The Chines AI Dragon mosaic (2025) for Fortune magazine.
Composed in a restrained palette of red, gold, and black, this mosaic draws on the Chinese tradition of visual harmony — where meaning emerges not from isolated parts, but from the rhythm of relationships. Staccato structures and tonal interplay guide the eye through a dance of contrast and continuity, evoking balance through deliberate disruption.

Detail from "Mohamed Salah: An Arabesque Portrait" (2021). From my experimental project QATAR2022, a Study in Football and Arabesque.
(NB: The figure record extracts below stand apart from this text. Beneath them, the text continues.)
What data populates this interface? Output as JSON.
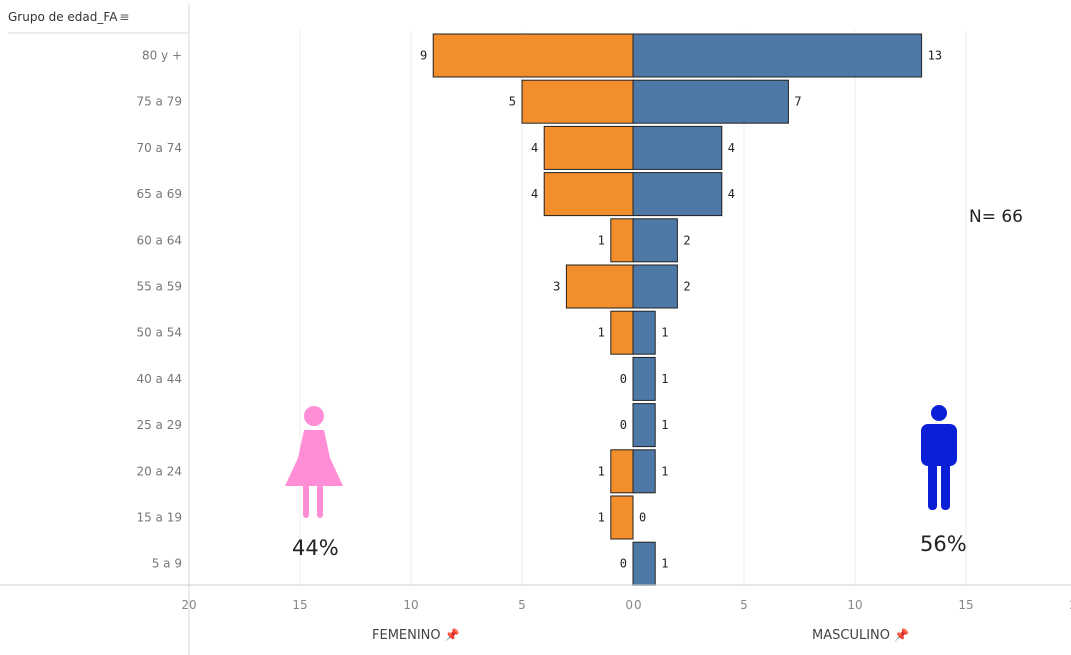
{
  "header": {
    "field_label": "Grupo de edad_FA",
    "sort_icon": "sort-descending-icon"
  },
  "annotations": {
    "n_label": "N= 66",
    "female_pct": "44%",
    "male_pct": "56%"
  },
  "icons": {
    "female": "female-person-icon",
    "male": "male-person-icon",
    "pin": "pin-icon"
  },
  "colors": {
    "female": "#f28e2b",
    "male": "#4e79a7",
    "female_icon": "#ff8ed6",
    "male_icon": "#0a1fd6"
  },
  "chart_data": {
    "type": "bar",
    "orientation": "horizontal",
    "categories": [
      "80 y +",
      "75 a 79",
      "70 a 74",
      "65 a 69",
      "60 a 64",
      "55 a 59",
      "50 a 54",
      "40 a 44",
      "25 a 29",
      "20 a 24",
      "15 a 19",
      "5 a 9"
    ],
    "series": [
      {
        "name": "FEMENINO",
        "values": [
          9,
          5,
          4,
          4,
          1,
          3,
          1,
          0,
          0,
          1,
          1,
          0
        ]
      },
      {
        "name": "MASCULINO",
        "values": [
          13,
          7,
          4,
          4,
          2,
          2,
          1,
          1,
          1,
          1,
          0,
          1
        ]
      }
    ],
    "xlim": [
      0,
      20
    ],
    "xticks": [
      20,
      15,
      10,
      5,
      0
    ],
    "xlabel_left": "FEMENINO",
    "xlabel_right": "MASCULINO",
    "grid": true
  }
}
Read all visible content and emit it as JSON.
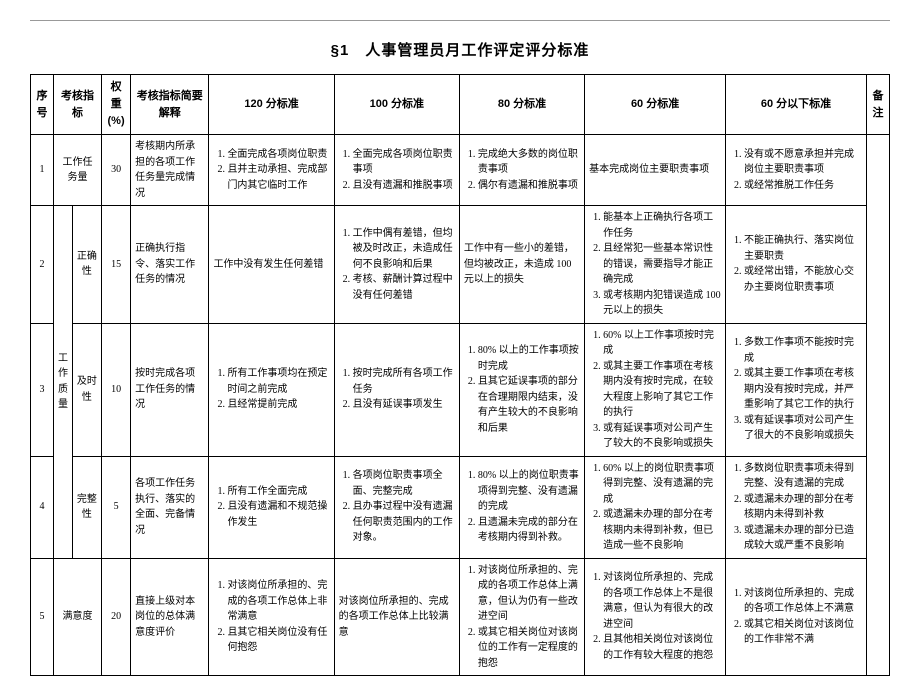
{
  "title": "§1　人事管理员月工作评定评分标准",
  "headers": {
    "seq": "序号",
    "indicator": "考核指标",
    "weight": "权重(%)",
    "explain": "考核指标简要解释",
    "s120": "120 分标准",
    "s100": "100 分标准",
    "s80": "80 分标准",
    "s60": "60 分标准",
    "sBelow": "60 分以下标准",
    "remark": "备注"
  },
  "rows": [
    {
      "seq": "1",
      "ind_a": "",
      "ind_b": "工作任务量",
      "weight": "30",
      "explain": "考核期内所承担的各项工作任务量完成情况",
      "s120": [
        "全面完成各项岗位职责",
        "且并主动承担、完成部门内其它临时工作"
      ],
      "s100": [
        "全面完成各项岗位职责事项",
        "且没有遗漏和推脱事项"
      ],
      "s80": [
        "完成绝大多数的岗位职责事项",
        "偶尔有遗漏和推脱事项"
      ],
      "s60": "基本完成岗位主要职责事项",
      "sBelow": [
        "没有或不愿意承担并完成岗位主要职责事项",
        "或经常推脱工作任务"
      ]
    },
    {
      "seq": "2",
      "ind_a": "工作质量",
      "ind_b": "正确性",
      "weight": "15",
      "explain": "正确执行指令、落实工作任务的情况",
      "s120": "工作中没有发生任何差错",
      "s100": [
        "工作中偶有差错，但均被及时改正，未造成任何不良影响和后果",
        "考核、薪酬计算过程中没有任何差错"
      ],
      "s80": "工作中有一些小的差错，但均被改正，未造成 100 元以上的损失",
      "s60": [
        "能基本上正确执行各项工作任务",
        "且经常犯一些基本常识性的错误，需要指导才能正确完成",
        "或考核期内犯错误造成 100 元以上的损失"
      ],
      "sBelow": [
        "不能正确执行、落实岗位主要职责",
        "或经常出错，不能放心交办主要岗位职责事项"
      ]
    },
    {
      "seq": "3",
      "ind_a": "",
      "ind_b": "及时性",
      "weight": "10",
      "explain": "按时完成各项工作任务的情况",
      "s120": [
        "所有工作事项均在预定时间之前完成",
        "且经常提前完成"
      ],
      "s100": [
        "按时完成所有各项工作任务",
        "且没有延误事项发生"
      ],
      "s80": [
        "80% 以上的工作事项按时完成",
        "且其它延误事项的部分在合理期限内结束，没有产生较大的不良影响和后果"
      ],
      "s60": [
        "60% 以上工作事项按时完成",
        "或其主要工作事项在考核期内没有按时完成，在较大程度上影响了其它工作的执行",
        "或有延误事项对公司产生了较大的不良影响或损失"
      ],
      "sBelow": [
        "多数工作事项不能按时完成",
        "或其主要工作事项在考核期内没有按时完成，并严重影响了其它工作的执行",
        "或有延误事项对公司产生了很大的不良影响或损失"
      ]
    },
    {
      "seq": "4",
      "ind_a": "",
      "ind_b": "完整性",
      "weight": "5",
      "explain": "各项工作任务执行、落实的全面、完备情况",
      "s120": [
        "所有工作全面完成",
        "且没有遗漏和不规范操作发生"
      ],
      "s100": [
        "各项岗位职责事项全面、完整完成",
        "且办事过程中没有遗漏任何职责范围内的工作对象。"
      ],
      "s80": [
        "80% 以上的岗位职责事项得到完整、没有遗漏的完成",
        "且遗漏未完成的部分在考核期内得到补救。"
      ],
      "s60": [
        "60% 以上的岗位职责事项得到完整、没有遗漏的完成",
        "或遗漏未办理的部分在考核期内未得到补救，但已造成一些不良影响"
      ],
      "sBelow": [
        "多数岗位职责事项未得到完整、没有遗漏的完成",
        "或遗漏未办理的部分在考核期内未得到补救",
        "或遗漏未办理的部分已造成较大或严重不良影响"
      ]
    },
    {
      "seq": "5",
      "ind_a": "",
      "ind_b": "满意度",
      "weight": "20",
      "explain": "直接上级对本岗位的总体满意度评价",
      "s120": [
        "对该岗位所承担的、完成的各项工作总体上非常满意",
        "且其它相关岗位没有任何抱怨"
      ],
      "s100": "对该岗位所承担的、完成的各项工作总体上比较满意",
      "s80": [
        "对该岗位所承担的、完成的各项工作总体上满意，但认为仍有一些改进空间",
        "或其它相关岗位对该岗位的工作有一定程度的抱怨"
      ],
      "s60": [
        "对该岗位所承担的、完成的各项工作总体上不是很满意，但认为有很大的改进空间",
        "且其他相关岗位对该岗位的工作有较大程度的抱怨"
      ],
      "sBelow": [
        "对该岗位所承担的、完成的各项工作总体上不满意",
        "或其它相关岗位对该岗位的工作非常不满"
      ]
    }
  ]
}
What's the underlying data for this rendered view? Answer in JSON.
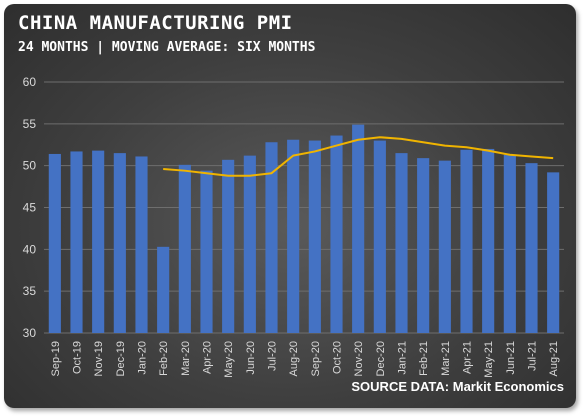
{
  "title": "CHINA MANUFACTURING PMI",
  "subtitle": "24 MONTHS | MOVING AVERAGE: SIX MONTHS",
  "source": "SOURCE DATA: Markit Economics",
  "colors": {
    "bar": "#4472c4",
    "line": "#f0b400",
    "grid": "#6e6e6e",
    "text": "#d9d9d9"
  },
  "chart_data": {
    "type": "bar",
    "title": "CHINA MANUFACTURING PMI",
    "subtitle": "24 MONTHS | MOVING AVERAGE: SIX MONTHS",
    "categories": [
      "Sep-19",
      "Oct-19",
      "Nov-19",
      "Dec-19",
      "Jan-20",
      "Feb-20",
      "Mar-20",
      "Apr-20",
      "May-20",
      "Jun-20",
      "Jul-20",
      "Aug-20",
      "Sep-20",
      "Oct-20",
      "Nov-20",
      "Dec-20",
      "Jan-21",
      "Feb-21",
      "Mar-21",
      "Apr-21",
      "May-21",
      "Jun-21",
      "Jul-21",
      "Aug-21"
    ],
    "series": [
      {
        "type": "bar",
        "values": [
          51.4,
          51.7,
          51.8,
          51.5,
          51.1,
          40.3,
          50.1,
          49.4,
          50.7,
          51.2,
          52.8,
          53.1,
          53.0,
          53.6,
          54.9,
          53.0,
          51.5,
          50.9,
          50.6,
          51.9,
          52.0,
          51.3,
          50.3,
          49.2
        ]
      },
      {
        "type": "line",
        "values": [
          null,
          null,
          null,
          null,
          null,
          49.6,
          49.4,
          49.1,
          48.8,
          48.8,
          49.1,
          51.2,
          51.7,
          52.4,
          53.1,
          53.4,
          53.2,
          52.8,
          52.4,
          52.2,
          51.8,
          51.3,
          51.1,
          50.9
        ]
      }
    ],
    "yticks": [
      30,
      35,
      40,
      45,
      50,
      55,
      60
    ],
    "ylim": [
      30,
      60
    ],
    "grid": true,
    "xlabel": "",
    "ylabel": ""
  }
}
Corporate Art: Irini Rohrbach a Greek-German eye doctor.
In this portrait of my sister Irini, I’ve used an unexpected motif — eyebrows in varying sizes — as both structure and provocation. They challenge the gaze, pushing against the viewer’s perception of her. But in the end, she prevails — poised, unshaken, and luminously present.

This 2023 mosaic portrait of Greek Prime Minister Kyriakos Mitsotakis is constructed from architectural icons and landmark symbols sourced from across Greece. Though the composition adheres to a strict rectilinear grid of columns and rows, it challenges visual expectations through Gestalt principles — particularly the figura-sfondo (positive-negative) dynamic. The result is a portrait that invites active perception, prompting the viewer to reconstruct meaning through the interplay of form, absence, and cultural memory.